October 9, 2007 (theage.com.au) – Conservation group the Humane Society International (HSI) says a new federal government move to check sources of palm oil importations has focused attention on a burgeoning deforestation problem in tropical countries.
The attraction of palm oil products as an alternative to greenhouse gas-producing fossil fuels has led to clearing of tropical forests for palm plantations, notably in Malaysia and Indonesia.
Environment Minister Malcolm Turnbull announced he would raise the issue at a United Nations climate change meeting in Bali in December, to push for a certification regime on the sourcing of palm oil products.
It follows criticism the government is spending $54 million subsidising biodiesel products derived from palm oil, a far higher figure than the $7.5 million it has allocated to help save Indonesia’s rainforests.
Under the cleaner fuels grants scheme (CFGS), the government provides grants in relation to the manufacture and importation of eligible cleaner fuels, including palm oil.
Mr Turnbull said while Australia’s imports of palm oil are small relative to the global industry, he had asked his department to report to him on both the domestic and international position on palm oil production and use and to consult with major palm oil importing countries, especially in Europe.
He said he intended to take a proposal to the UN climate change meeting to establish an international certification scheme.
“I am advised that the two biodiesel plants which have commenced operations in Australia in the last year and which use palm oil have both undertaken to source their feedstock through companies that abide by the Roundtable on Sustainable Palm Oil (RSPO),” he said.

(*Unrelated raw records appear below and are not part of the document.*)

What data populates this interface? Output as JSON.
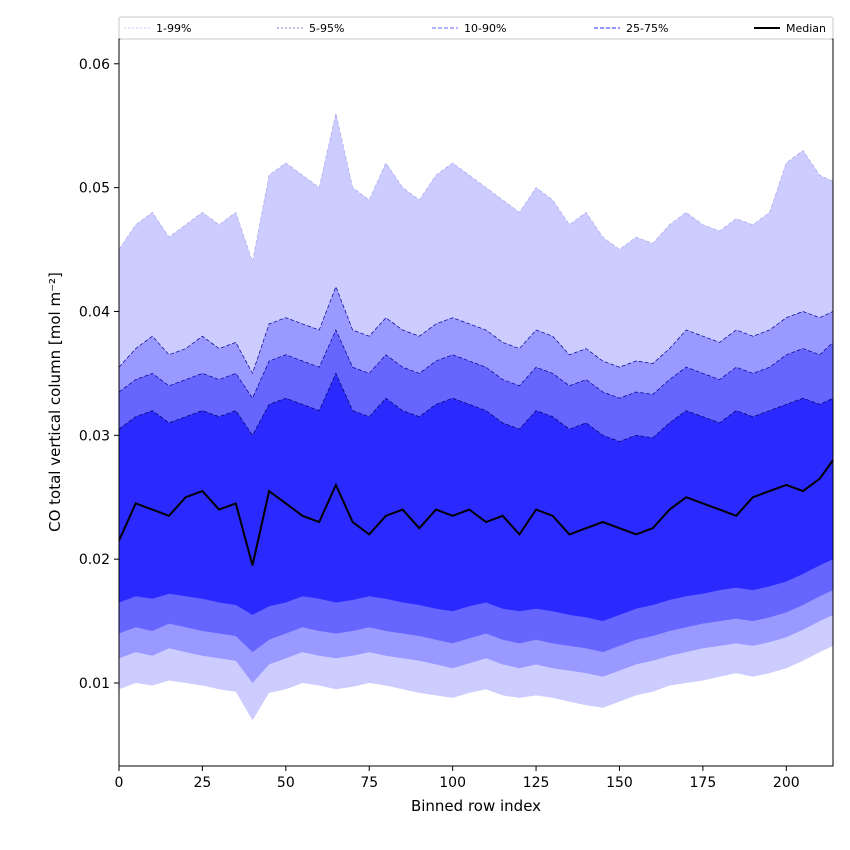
{
  "chart_data": {
    "type": "area",
    "xlabel": "Binned row index",
    "ylabel": "CO total vertical column [mol m⁻²]",
    "xlim": [
      0,
      214
    ],
    "ylim": [
      0.0033,
      0.062
    ],
    "x_ticks": [
      0,
      25,
      50,
      75,
      100,
      125,
      150,
      175,
      200
    ],
    "y_ticks": [
      0.01,
      0.02,
      0.03,
      0.04,
      0.05,
      0.06
    ],
    "x_tick_labels": [
      "0",
      "25",
      "50",
      "75",
      "100",
      "125",
      "150",
      "175",
      "200"
    ],
    "y_tick_labels": [
      "0.01",
      "0.02",
      "0.03",
      "0.04",
      "0.05",
      "0.06"
    ],
    "grid": false,
    "legend_position": "top, spanning full width",
    "legend": [
      "1-99%",
      "5-95%",
      "10-90%",
      "25-75%",
      "Median"
    ],
    "x": [
      0,
      5,
      10,
      15,
      20,
      25,
      30,
      35,
      40,
      45,
      50,
      55,
      60,
      65,
      70,
      75,
      80,
      85,
      90,
      95,
      100,
      105,
      110,
      115,
      120,
      125,
      130,
      135,
      140,
      145,
      150,
      155,
      160,
      165,
      170,
      175,
      180,
      185,
      190,
      195,
      200,
      205,
      210,
      214
    ],
    "bands": [
      {
        "name": "1-99%",
        "color": "#ccccff",
        "line_color": "#aaaaee",
        "lower": [
          0.0095,
          0.01,
          0.0098,
          0.0102,
          0.01,
          0.0098,
          0.0095,
          0.0093,
          0.007,
          0.0092,
          0.0095,
          0.01,
          0.0098,
          0.0095,
          0.0097,
          0.01,
          0.0098,
          0.0095,
          0.0092,
          0.009,
          0.0088,
          0.0092,
          0.0095,
          0.009,
          0.0088,
          0.009,
          0.0088,
          0.0085,
          0.0082,
          0.008,
          0.0085,
          0.009,
          0.0093,
          0.0098,
          0.01,
          0.0102,
          0.0105,
          0.0108,
          0.0105,
          0.0108,
          0.0112,
          0.0118,
          0.0125,
          0.013
        ],
        "upper": [
          0.045,
          0.047,
          0.048,
          0.046,
          0.047,
          0.048,
          0.047,
          0.048,
          0.044,
          0.051,
          0.052,
          0.051,
          0.05,
          0.056,
          0.05,
          0.049,
          0.052,
          0.05,
          0.049,
          0.051,
          0.052,
          0.051,
          0.05,
          0.049,
          0.048,
          0.05,
          0.049,
          0.047,
          0.048,
          0.046,
          0.045,
          0.046,
          0.0455,
          0.047,
          0.048,
          0.047,
          0.0465,
          0.0475,
          0.047,
          0.048,
          0.052,
          0.053,
          0.051,
          0.0505
        ]
      },
      {
        "name": "5-95%",
        "color": "#9999ff",
        "line_color": "#000099",
        "lower": [
          0.012,
          0.0125,
          0.0122,
          0.0128,
          0.0125,
          0.0122,
          0.012,
          0.0118,
          0.01,
          0.0115,
          0.012,
          0.0125,
          0.0122,
          0.012,
          0.0122,
          0.0125,
          0.0122,
          0.012,
          0.0118,
          0.0115,
          0.0112,
          0.0116,
          0.012,
          0.0115,
          0.0112,
          0.0115,
          0.0112,
          0.011,
          0.0108,
          0.0105,
          0.011,
          0.0115,
          0.0118,
          0.0122,
          0.0125,
          0.0128,
          0.013,
          0.0132,
          0.013,
          0.0133,
          0.0137,
          0.0143,
          0.015,
          0.0155
        ],
        "upper": [
          0.0355,
          0.037,
          0.038,
          0.0365,
          0.037,
          0.038,
          0.037,
          0.0375,
          0.035,
          0.039,
          0.0395,
          0.039,
          0.0385,
          0.042,
          0.0385,
          0.038,
          0.0395,
          0.0385,
          0.038,
          0.039,
          0.0395,
          0.039,
          0.0385,
          0.0375,
          0.037,
          0.0385,
          0.038,
          0.0365,
          0.037,
          0.036,
          0.0355,
          0.036,
          0.0358,
          0.037,
          0.0385,
          0.038,
          0.0375,
          0.0385,
          0.038,
          0.0385,
          0.0395,
          0.04,
          0.0395,
          0.04
        ]
      },
      {
        "name": "10-90%",
        "color": "#6666ff",
        "line_color": "#000099",
        "lower": [
          0.014,
          0.0145,
          0.0142,
          0.0148,
          0.0145,
          0.0142,
          0.014,
          0.0138,
          0.0125,
          0.0135,
          0.014,
          0.0145,
          0.0142,
          0.014,
          0.0142,
          0.0145,
          0.0142,
          0.014,
          0.0138,
          0.0135,
          0.0132,
          0.0136,
          0.014,
          0.0135,
          0.0132,
          0.0135,
          0.0132,
          0.013,
          0.0128,
          0.0125,
          0.013,
          0.0135,
          0.0138,
          0.0142,
          0.0145,
          0.0148,
          0.015,
          0.0152,
          0.015,
          0.0153,
          0.0157,
          0.0163,
          0.017,
          0.0175
        ],
        "upper": [
          0.0335,
          0.0345,
          0.035,
          0.034,
          0.0345,
          0.035,
          0.0345,
          0.035,
          0.033,
          0.036,
          0.0365,
          0.036,
          0.0355,
          0.0385,
          0.0355,
          0.035,
          0.0365,
          0.0355,
          0.035,
          0.036,
          0.0365,
          0.036,
          0.0355,
          0.0345,
          0.034,
          0.0355,
          0.035,
          0.034,
          0.0345,
          0.0335,
          0.033,
          0.0335,
          0.0333,
          0.0345,
          0.0355,
          0.035,
          0.0345,
          0.0355,
          0.035,
          0.0355,
          0.0365,
          0.037,
          0.0365,
          0.0375
        ]
      },
      {
        "name": "25-75%",
        "color": "#2a2aff",
        "line_color": "#000066",
        "lower": [
          0.0165,
          0.017,
          0.0168,
          0.0172,
          0.017,
          0.0168,
          0.0165,
          0.0163,
          0.0155,
          0.0162,
          0.0165,
          0.017,
          0.0168,
          0.0165,
          0.0167,
          0.017,
          0.0168,
          0.0165,
          0.0163,
          0.016,
          0.0158,
          0.0162,
          0.0165,
          0.016,
          0.0158,
          0.016,
          0.0158,
          0.0155,
          0.0153,
          0.015,
          0.0155,
          0.016,
          0.0163,
          0.0167,
          0.017,
          0.0172,
          0.0175,
          0.0177,
          0.0175,
          0.0178,
          0.0182,
          0.0188,
          0.0195,
          0.02
        ],
        "upper": [
          0.0305,
          0.0315,
          0.032,
          0.031,
          0.0315,
          0.032,
          0.0315,
          0.032,
          0.03,
          0.0325,
          0.033,
          0.0325,
          0.032,
          0.035,
          0.032,
          0.0315,
          0.033,
          0.032,
          0.0315,
          0.0325,
          0.033,
          0.0325,
          0.032,
          0.031,
          0.0305,
          0.032,
          0.0315,
          0.0305,
          0.031,
          0.03,
          0.0295,
          0.03,
          0.0298,
          0.031,
          0.032,
          0.0315,
          0.031,
          0.032,
          0.0315,
          0.032,
          0.0325,
          0.033,
          0.0325,
          0.033
        ]
      }
    ],
    "median": {
      "name": "Median",
      "color": "#000000",
      "values": [
        0.0215,
        0.0245,
        0.024,
        0.0235,
        0.025,
        0.0255,
        0.024,
        0.0245,
        0.0195,
        0.0255,
        0.0245,
        0.0235,
        0.023,
        0.026,
        0.023,
        0.022,
        0.0235,
        0.024,
        0.0225,
        0.024,
        0.0235,
        0.024,
        0.023,
        0.0235,
        0.022,
        0.024,
        0.0235,
        0.022,
        0.0225,
        0.023,
        0.0225,
        0.022,
        0.0225,
        0.024,
        0.025,
        0.0245,
        0.024,
        0.0235,
        0.025,
        0.0255,
        0.026,
        0.0255,
        0.0265,
        0.028
      ]
    }
  }
}
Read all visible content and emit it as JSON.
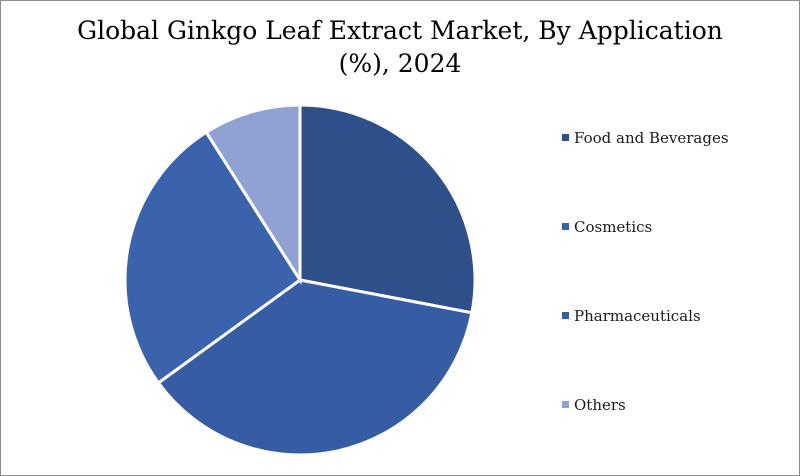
{
  "chart_data": {
    "type": "pie",
    "title_line1": "Global Ginkgo Leaf Extract Market, By Application",
    "title_line2": "(%), 2024",
    "slices": [
      {
        "label": "Food and Beverages",
        "value": 28,
        "color": "#2f4f8a"
      },
      {
        "label": "Pharmaceuticals",
        "value": 37,
        "color": "#365da4"
      },
      {
        "label": "Cosmetics",
        "value": 26,
        "color": "#3a63ab"
      },
      {
        "label": "Others",
        "value": 9,
        "color": "#8fa2d3"
      }
    ],
    "legend": [
      {
        "label": "Food and Beverages",
        "color": "#2f4f8a"
      },
      {
        "label": "Cosmetics",
        "color": "#3a63ab"
      },
      {
        "label": "Pharmaceuticals",
        "color": "#365da4"
      },
      {
        "label": "Others",
        "color": "#8fa2d3"
      }
    ],
    "legend_position": "right"
  }
}
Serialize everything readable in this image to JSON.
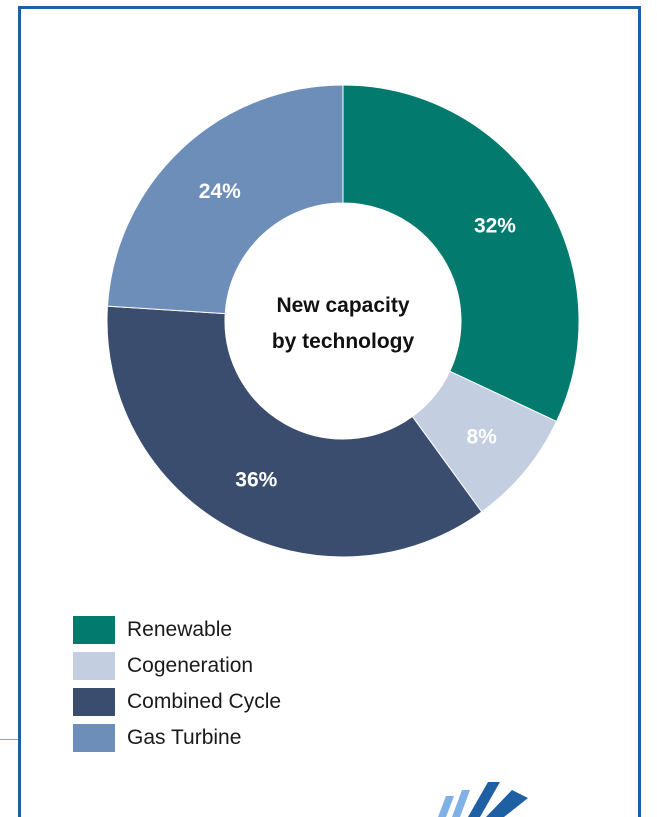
{
  "chart_data": {
    "type": "pie",
    "variant": "donut",
    "center_label": [
      "New capacity",
      "by technology"
    ],
    "slices": [
      {
        "label": "Renewable",
        "value": 32,
        "display": "32%",
        "color": "#027a6e"
      },
      {
        "label": "Cogeneration",
        "value": 8,
        "display": "8%",
        "color": "#c3cfe1"
      },
      {
        "label": "Combined Cycle",
        "value": 36,
        "display": "36%",
        "color": "#3a4d6e"
      },
      {
        "label": "Gas Turbine",
        "value": 24,
        "display": "24%",
        "color": "#6e8eba"
      }
    ],
    "start_angle_deg": 0,
    "direction": "clockwise",
    "legend_position": "bottom-left"
  },
  "colors": {
    "frame_border": "#1f5fa3",
    "logo_light": "#7fb0e6",
    "logo_dark": "#1f5fa3"
  }
}
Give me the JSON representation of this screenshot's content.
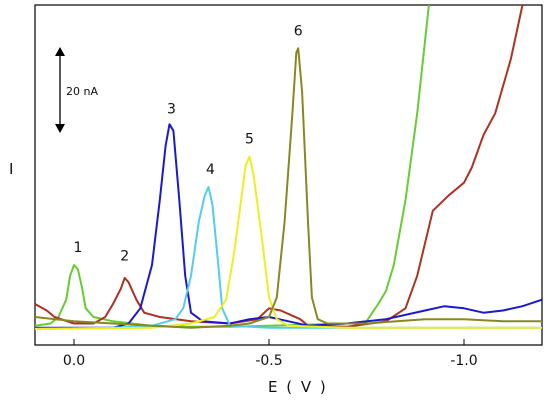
{
  "chart_data": {
    "type": "line",
    "xlabel": "E ( V )",
    "ylabel": "I",
    "xlim": [
      0.1,
      -1.2
    ],
    "x_reversed": true,
    "ylim": [
      0,
      150
    ],
    "xticks": [
      {
        "value": 0.0,
        "label": "0.0"
      },
      {
        "value": -0.5,
        "label": "-0.5"
      },
      {
        "value": -1.0,
        "label": "-1.0"
      }
    ],
    "scale_bar": {
      "label": "20 nA",
      "value": 20
    },
    "grid": false,
    "legend": "none",
    "series": [
      {
        "id": "1",
        "color": "#66cc33",
        "points": [
          [
            0.1,
            2
          ],
          [
            0.06,
            3
          ],
          [
            0.04,
            6
          ],
          [
            0.02,
            14
          ],
          [
            0.01,
            25
          ],
          [
            0.0,
            30
          ],
          [
            -0.01,
            28
          ],
          [
            -0.02,
            20
          ],
          [
            -0.03,
            10
          ],
          [
            -0.05,
            6
          ],
          [
            -0.1,
            4
          ],
          [
            -0.2,
            2
          ],
          [
            -0.3,
            1.5
          ],
          [
            -0.4,
            1.5
          ],
          [
            -0.5,
            2
          ],
          [
            -0.6,
            2.5
          ],
          [
            -0.7,
            3
          ],
          [
            -0.75,
            4
          ],
          [
            -0.78,
            12
          ],
          [
            -0.8,
            18
          ],
          [
            -0.82,
            30
          ],
          [
            -0.85,
            60
          ],
          [
            -0.88,
            100
          ],
          [
            -0.91,
            150
          ]
        ]
      },
      {
        "id": "2",
        "color": "#aa3322",
        "points": [
          [
            0.1,
            12
          ],
          [
            0.07,
            9
          ],
          [
            0.05,
            6
          ],
          [
            0.0,
            3
          ],
          [
            -0.05,
            3
          ],
          [
            -0.08,
            6
          ],
          [
            -0.1,
            12
          ],
          [
            -0.12,
            19
          ],
          [
            -0.13,
            24
          ],
          [
            -0.14,
            22
          ],
          [
            -0.16,
            14
          ],
          [
            -0.18,
            8
          ],
          [
            -0.22,
            6
          ],
          [
            -0.3,
            4
          ],
          [
            -0.4,
            3
          ],
          [
            -0.47,
            5
          ],
          [
            -0.5,
            10
          ],
          [
            -0.53,
            9
          ],
          [
            -0.58,
            5
          ],
          [
            -0.6,
            2
          ],
          [
            -0.7,
            1.5
          ],
          [
            -0.8,
            4
          ],
          [
            -0.85,
            10
          ],
          [
            -0.88,
            25
          ],
          [
            -0.92,
            55
          ],
          [
            -0.96,
            62
          ],
          [
            -1.0,
            68
          ],
          [
            -1.02,
            75
          ],
          [
            -1.05,
            90
          ],
          [
            -1.08,
            100
          ],
          [
            -1.12,
            125
          ],
          [
            -1.15,
            150
          ]
        ]
      },
      {
        "id": "3",
        "color": "#1a1acc",
        "points": [
          [
            0.1,
            1
          ],
          [
            -0.1,
            1
          ],
          [
            -0.14,
            3
          ],
          [
            -0.17,
            10
          ],
          [
            -0.2,
            30
          ],
          [
            -0.22,
            60
          ],
          [
            -0.235,
            85
          ],
          [
            -0.245,
            95
          ],
          [
            -0.255,
            92
          ],
          [
            -0.27,
            60
          ],
          [
            -0.285,
            25
          ],
          [
            -0.3,
            8
          ],
          [
            -0.33,
            4
          ],
          [
            -0.4,
            3
          ],
          [
            -0.45,
            5
          ],
          [
            -0.5,
            6
          ],
          [
            -0.55,
            4
          ],
          [
            -0.6,
            2
          ],
          [
            -0.7,
            3
          ],
          [
            -0.8,
            5
          ],
          [
            -0.9,
            9
          ],
          [
            -0.95,
            11
          ],
          [
            -1.0,
            10
          ],
          [
            -1.05,
            8
          ],
          [
            -1.1,
            9
          ],
          [
            -1.15,
            11
          ],
          [
            -1.2,
            14
          ]
        ]
      },
      {
        "id": "4",
        "color": "#55ccee",
        "points": [
          [
            0.1,
            0.5
          ],
          [
            -0.1,
            1
          ],
          [
            -0.2,
            2
          ],
          [
            -0.26,
            5
          ],
          [
            -0.28,
            10
          ],
          [
            -0.3,
            25
          ],
          [
            -0.32,
            50
          ],
          [
            -0.335,
            62
          ],
          [
            -0.345,
            66
          ],
          [
            -0.355,
            58
          ],
          [
            -0.37,
            30
          ],
          [
            -0.38,
            10
          ],
          [
            -0.4,
            2
          ],
          [
            -0.5,
            1
          ],
          [
            -0.8,
            1
          ],
          [
            -1.2,
            1
          ]
        ]
      },
      {
        "id": "5",
        "color": "#eeee22",
        "points": [
          [
            0.1,
            0.5
          ],
          [
            -0.2,
            1
          ],
          [
            -0.3,
            3
          ],
          [
            -0.36,
            6
          ],
          [
            -0.39,
            14
          ],
          [
            -0.41,
            35
          ],
          [
            -0.43,
            62
          ],
          [
            -0.44,
            76
          ],
          [
            -0.45,
            80
          ],
          [
            -0.46,
            72
          ],
          [
            -0.48,
            45
          ],
          [
            -0.5,
            15
          ],
          [
            -0.52,
            5
          ],
          [
            -0.55,
            2
          ],
          [
            -0.7,
            1
          ],
          [
            -1.0,
            1
          ],
          [
            -1.2,
            1
          ]
        ]
      },
      {
        "id": "6",
        "color": "#888822",
        "points": [
          [
            0.1,
            6
          ],
          [
            0.0,
            4
          ],
          [
            -0.1,
            3
          ],
          [
            -0.2,
            2
          ],
          [
            -0.3,
            1
          ],
          [
            -0.4,
            2
          ],
          [
            -0.45,
            3
          ],
          [
            -0.5,
            6
          ],
          [
            -0.52,
            15
          ],
          [
            -0.54,
            50
          ],
          [
            -0.56,
            100
          ],
          [
            -0.57,
            128
          ],
          [
            -0.575,
            130
          ],
          [
            -0.585,
            110
          ],
          [
            -0.6,
            50
          ],
          [
            -0.61,
            15
          ],
          [
            -0.625,
            5
          ],
          [
            -0.65,
            3
          ],
          [
            -0.75,
            3
          ],
          [
            -0.9,
            5
          ],
          [
            -1.0,
            5
          ],
          [
            -1.1,
            4
          ],
          [
            -1.2,
            4
          ]
        ]
      }
    ],
    "labels": [
      {
        "text": "1",
        "x": -0.01,
        "y": 36
      },
      {
        "text": "2",
        "x": -0.13,
        "y": 32
      },
      {
        "text": "3",
        "x": -0.25,
        "y": 100
      },
      {
        "text": "4",
        "x": -0.35,
        "y": 72
      },
      {
        "text": "5",
        "x": -0.45,
        "y": 86
      },
      {
        "text": "6",
        "x": -0.575,
        "y": 136
      }
    ]
  }
}
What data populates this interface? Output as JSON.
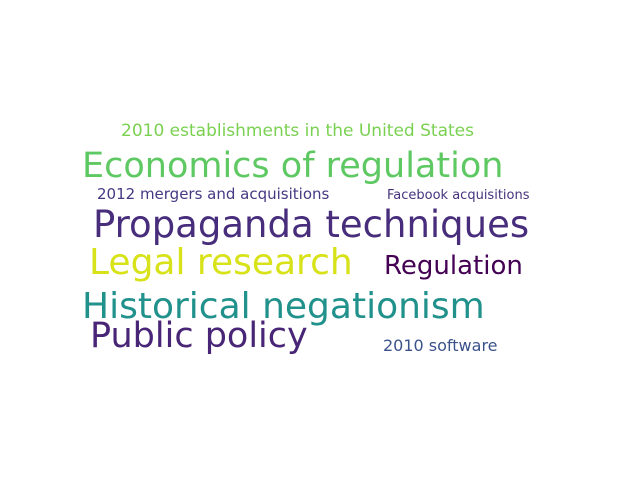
{
  "words": [
    {
      "text": "2010 establishments in the United States",
      "color": "#7ad151"
    },
    {
      "text": "Economics of regulation",
      "color": "#5ec962"
    },
    {
      "text": "2012 mergers and acquisitions",
      "color": "#443983"
    },
    {
      "text": "Facebook acquisitions",
      "color": "#46337e"
    },
    {
      "text": "Propaganda techniques",
      "color": "#472d7b"
    },
    {
      "text": "Legal research",
      "color": "#d8e219"
    },
    {
      "text": "Regulation",
      "color": "#440154"
    },
    {
      "text": "Historical negationism",
      "color": "#21918c"
    },
    {
      "text": "Public policy",
      "color": "#482576"
    },
    {
      "text": "2010 software",
      "color": "#3b528b"
    }
  ]
}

“The RSPO was established in 2002 to ensure palm oil was produced sustainably.”
Mr Turnbull said that if palm oil was produced in areas which had previously been cleared for agriculture, biodiesel based on that palm oil did have a considerable reduction in CO2 emissions compared to petroleum.
“However, if the land is cleared of rainforest or, worse still, forested peatland is cleared, the CO2 emissions attributed to that palm oil are in fact greater than petroleum,” he said.
Labor’s environment spokesman Peter Garrett compared Mr Turnbull’s position on the two policy issues to a car crash.
“This is the sort of public policy car crash we have come to expect from the Howard government,” he said.
“It’s a collision that doesn’t need to happen, and wouldn’t be happening if the government had been paying attention and prepared themselves for climate change over the last decade.”
HSI spokeswoman Rebecca Keeble said escalating global demand for palm oil for biodiesel and as an additive in food and toiletry products had led to an increase in habitat degradation as tropical forests made way for palm oil plantations.
“Currently, there is no certification system in place that verifies that any palm oil produced, anywhere in the world, is from sustainable practices, so we commend the government for committing to furthering an international certification scheme of this nature at the UN climate change meetings in December.”